While ISO 13485 remains the backbone of quality systems in the medical device industry, it also provides essential support for meeting MDR expectations. It defines how companies design, develop, and manufacture medical devices under controlled and documented conditions. The standard sets expectations for every stage, from risk management and design controls to corrective actions and continuous improvement. What I value most about ISO 13485 is that it turns quality into a living process, one that connects engineering, clinical, and operational perspectives into a single framework of accountability.

The Medical Device Single Audit Program (MDSAP) also reflects how global our industry has become.
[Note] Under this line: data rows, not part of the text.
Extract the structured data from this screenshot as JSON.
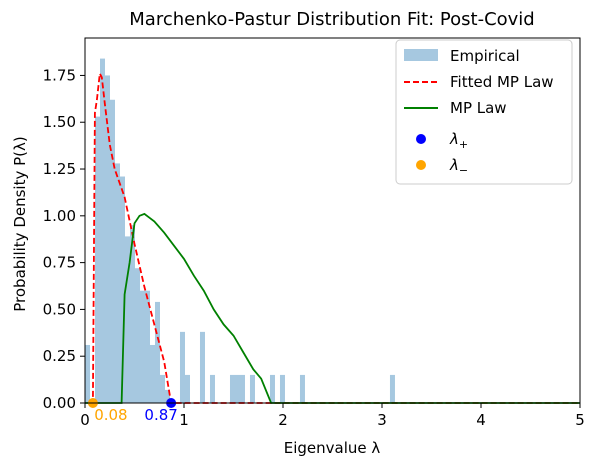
{
  "chart_data": {
    "type": "bar",
    "title": "Marchenko-Pastur Distribution Fit: Post-Covid",
    "xlabel": "Eigenvalue λ",
    "ylabel": "Probability Density P(λ)",
    "xlim": [
      0,
      5
    ],
    "ylim": [
      0,
      1.95
    ],
    "x_ticks": [
      "0",
      "1",
      "2",
      "3",
      "4",
      "5"
    ],
    "y_ticks": [
      "0.00",
      "0.25",
      "0.50",
      "0.75",
      "1.00",
      "1.25",
      "1.50",
      "1.75"
    ],
    "legend_position": "top-right",
    "grid": false,
    "colors": {
      "empirical": "#a6c8e0",
      "fitted": "#ff0000",
      "mp": "#008000",
      "lambda_plus": "#0000ff",
      "lambda_minus": "#ffa500"
    },
    "histogram": {
      "name": "Empirical",
      "bin_width": 0.0505,
      "bins": [
        {
          "x": 0.0,
          "y": 0.31
        },
        {
          "x": 0.0505,
          "y": 0.0
        },
        {
          "x": 0.101,
          "y": 1.53
        },
        {
          "x": 0.1515,
          "y": 1.84
        },
        {
          "x": 0.202,
          "y": 1.75
        },
        {
          "x": 0.2525,
          "y": 1.62
        },
        {
          "x": 0.303,
          "y": 1.28
        },
        {
          "x": 0.3535,
          "y": 1.21
        },
        {
          "x": 0.404,
          "y": 0.89
        },
        {
          "x": 0.4545,
          "y": 0.95
        },
        {
          "x": 0.505,
          "y": 0.72
        },
        {
          "x": 0.5555,
          "y": 0.6
        },
        {
          "x": 0.606,
          "y": 0.6
        },
        {
          "x": 0.6565,
          "y": 0.31
        },
        {
          "x": 0.707,
          "y": 0.54
        },
        {
          "x": 0.7575,
          "y": 0.15
        },
        {
          "x": 0.808,
          "y": 0.07
        },
        {
          "x": 0.9595,
          "y": 0.38
        },
        {
          "x": 1.01,
          "y": 0.15
        },
        {
          "x": 1.1615,
          "y": 0.38
        },
        {
          "x": 1.2625,
          "y": 0.15
        },
        {
          "x": 1.4645,
          "y": 0.15
        },
        {
          "x": 1.515,
          "y": 0.15
        },
        {
          "x": 1.5655,
          "y": 0.15
        },
        {
          "x": 1.6665,
          "y": 0.15
        },
        {
          "x": 1.8685,
          "y": 0.15
        },
        {
          "x": 1.9695,
          "y": 0.15
        },
        {
          "x": 2.1715,
          "y": 0.15
        },
        {
          "x": 3.0805,
          "y": 0.15
        }
      ]
    },
    "series": [
      {
        "name": "Fitted MP Law",
        "style": "dashed",
        "x": [
          0.05,
          0.08,
          0.1,
          0.12,
          0.15,
          0.17,
          0.2,
          0.25,
          0.3,
          0.4,
          0.5,
          0.6,
          0.7,
          0.8,
          0.87,
          0.9,
          1.0,
          2.0,
          3.0,
          4.0,
          5.0
        ],
        "y": [
          0.0,
          0.0,
          1.55,
          1.62,
          1.76,
          1.74,
          1.6,
          1.38,
          1.25,
          1.1,
          0.85,
          0.62,
          0.42,
          0.22,
          0.0,
          0.0,
          0.0,
          0.0,
          0.0,
          0.0,
          0.0
        ]
      },
      {
        "name": "MP Law",
        "style": "solid",
        "x": [
          0.0,
          0.37,
          0.4,
          0.45,
          0.5,
          0.55,
          0.6,
          0.65,
          0.7,
          0.8,
          0.9,
          1.0,
          1.1,
          1.2,
          1.3,
          1.4,
          1.5,
          1.6,
          1.7,
          1.78,
          1.88,
          2.0,
          3.0,
          4.0,
          5.0
        ],
        "y": [
          0.0,
          0.0,
          0.58,
          0.75,
          0.96,
          1.0,
          1.01,
          0.99,
          0.97,
          0.91,
          0.84,
          0.77,
          0.68,
          0.6,
          0.5,
          0.42,
          0.36,
          0.27,
          0.18,
          0.13,
          0.0,
          0.0,
          0.0,
          0.0,
          0.0
        ]
      }
    ],
    "points": [
      {
        "name": "λ+",
        "x": 0.87,
        "y": 0.0,
        "label": "0.87"
      },
      {
        "name": "λ−",
        "x": 0.08,
        "y": 0.0,
        "label": "0.08"
      }
    ]
  }
}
Each country once had its own audits and documentation requirements, which often overlapped but rarely aligned completely. MDSAP solves this by creating one standardized audit recognized by major authorities, including those in the U.S., Canada, Japan, Australia, and Brazil.

I believe compliance is not about collecting certificates; it’s about proving that our models truly work for the patient populations they’re designed for. These frameworks give us the structure to demonstrate that, consistently, transparently, and with confidence. Still, turning that structure into daily practice is where the real challenge begins. It’s not just about systems or audits, but about people, and how we build a culture that makes compliance part of how we think and work.

This is how we’ve been shaping it at Thirona. Over the past years, several milestones have strengthened this culture. We introduced a new electronic Quality Management System, ensuring full traceability and transparency. We aligned our workflows with MDR, ISO 13485, and MDSAP requirements, significantly reducing open CAPAs (Corrective and Preventive Actions). And perhaps most importantly, we began defining quality KPIs within each department, giving teams real ownership over their part of compliance.

To make it work, we follow a steady rhythm. Every week we hold CAPAs standups and analyse incoming feedback. Training compliance is checked stringently, and our quality objectives and KPI’s are reviewed on a regular basis to ensure we are moving in the right direction. Three times a year, we conduct management reviews to reflect on the effectiveness of our QMS. When her input is required, our CEO is at the table, maintaining full training compliance herself. It sends a strong signal that quality is not just operational, it’s embedded in leadership.

Formal training has its place, but awareness doesn’t grow from checkboxes. It grows through conversation, transparency, and understanding the why behind every requirement. That’s why regular company-wide updates, Q&A sessions, and visible progress reports have been so powerful. It helps everyone see that compliance isn’t abstract but part of how we work every day.

If I had to sum it up, I’d say there are three things that really make it work:

1. Keep it clear and steady. People need to know what’s expected and see that we stick to it. A consistent rhythm - weekly, monthly, quarterly - turns rules into habits.
2. Do it together. Compliance only sticks when we help each other. Ask questions, remind one another, share what works, it’s everyone’s job to keep quality alive.
3. Keep improving. Nothing stands still: products change, regulations change, people learn. The moment we stop adjusting, we stop growing.

What I’ve learned over time is that people don’t resist compliance - They resist not understanding it. Once they see that it’s not abstract but connected to their daily work and to the impact our products have on patients and clinicians, they become its strongest advocates.

Compliance allows us to bring our solutions to the market, yes, but more importantly, it allows us to be trusted. Certifications make us stronger and give our partners the confidence to build, scale, and innovate with us. That confidence helps our customers move forward, whether developing new therapies, improving diagnostic precision, or making lung interventions safer and more effective for patients worldwide.

I believe the real purpose of compliance is to connect our daily work with clinical impact. And when you see that connection between the process, the team behind it, and the patients it should serve, you realize that certification isn’t the finish line. It’s how we keep moving forward together. Regulations will continue to evolve, from the MDR to the recently introduced EU AI Act and other global frameworks shaping the future of AI that people can trust. For us, the efforts never really stop. Staying compliant is not just about keeping pace with change, it’s about leading responsibly as healthcare itself transforms.